EURECOM is a member of the Secured Communication Solutions (SCS) competitiveness cluster.

Teaching and research activities of EURECOM are organized around three fields: Digital Security, Communication Systems and Data Science.

==Teaching==
EURECOM provides graduate and post graduate courses including doctoral programs. All courses are taught in English and are accredited by the French State, Commission des Titres d'Ingénieur.

EURECOM awards 4 Master of Science Degrees, co-delivered by Institut Mines-Télécom and accredited by the French State:
- Master of Science in Data Science and Engineering;
- Master of Science in Digital Security;
- Master of Science in Mobile Computing Systems;
- Master of Science in Internet of Things.

In 2012, EURECOM was accredited by the CTI (French Accreditation Agency for Engineering Education) to deliver two post master's degrees (Diplôme d'ingénieur spécialisé), open to applicants with a completed master's degree, in:
- Communications for Intelligent Transport Systems - Connected Vehicles;
- Security for Computer Systems and Communications.
Both degrees were awarded the EURACE label, delivered by ENAEE (European Network for Accreditation of Engineering Education).

In 2020, EURECOM signed a double degree partnership agreement with EDHEC Business School (Ecole des Hautes Etudes Commerciales du Nord) on both Management (business) and Internet of Things (Engineering).

EURECOM is also a co-organising partner for BMW Group Summer School organised annually.

== Research==
The research activity of EURECOM is organized around three principal themes:
- Communication Systems;
- Data Science;
- Digital Security.

EURECOM has currently 26 faculty members and around 70 PhD students. Its contractual research is recognized across Europe and contributes largely to its budget.

EURECOM's research was rewarded with three ERC grants in three years attributed to Prof. Davide Balzarotti, Prof. Petros Elia and Prof.
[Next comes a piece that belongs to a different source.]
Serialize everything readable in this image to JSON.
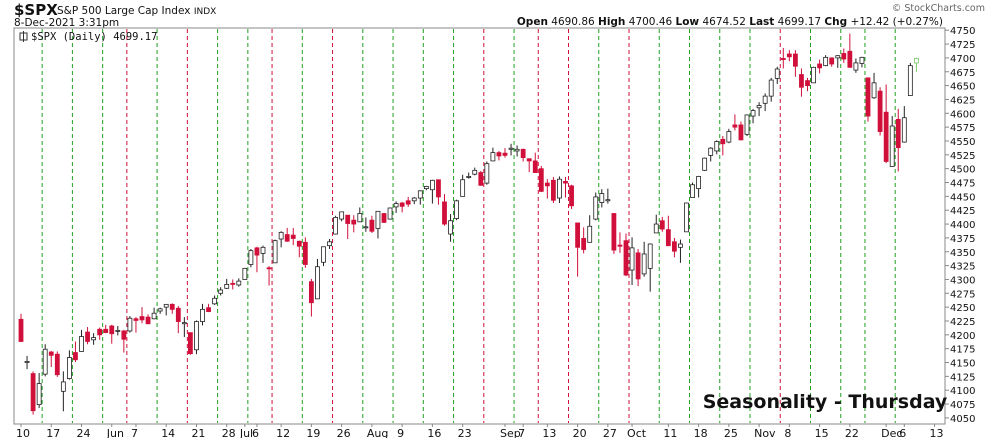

David Gesbert.

Two Télécom Paris research labs are associated with EURECOM: System on Chip and ICT Usage.

==Rankings==

2020
- 3rd among top 25 performers in "Co-publication with industrial partners" by U-Multirank.
- 3rd among top 25 performers in "Student Mobility" by U-Multirank.
- 2nd University for Computer Science and Electronics in France by Guide2Research.

2019
- 551/600 worldwide in Computer Science & Information Systems by QS World University Rankings.

2018
- 11th Higher Education Institution in France by Scimago Institutions Rankings.
- Five QS Stars in Teaching, Employability and Facilities.

==Memberships/Labels==
EURECOM received the label of "Carnot Institute" since 2006. Moreover, it has a two-year double degree programme under Erasmus Mundus Master Label, and it is part of the two EIT Digital Masters in Autonomous System (AUS) and Cybersecurity (CSE).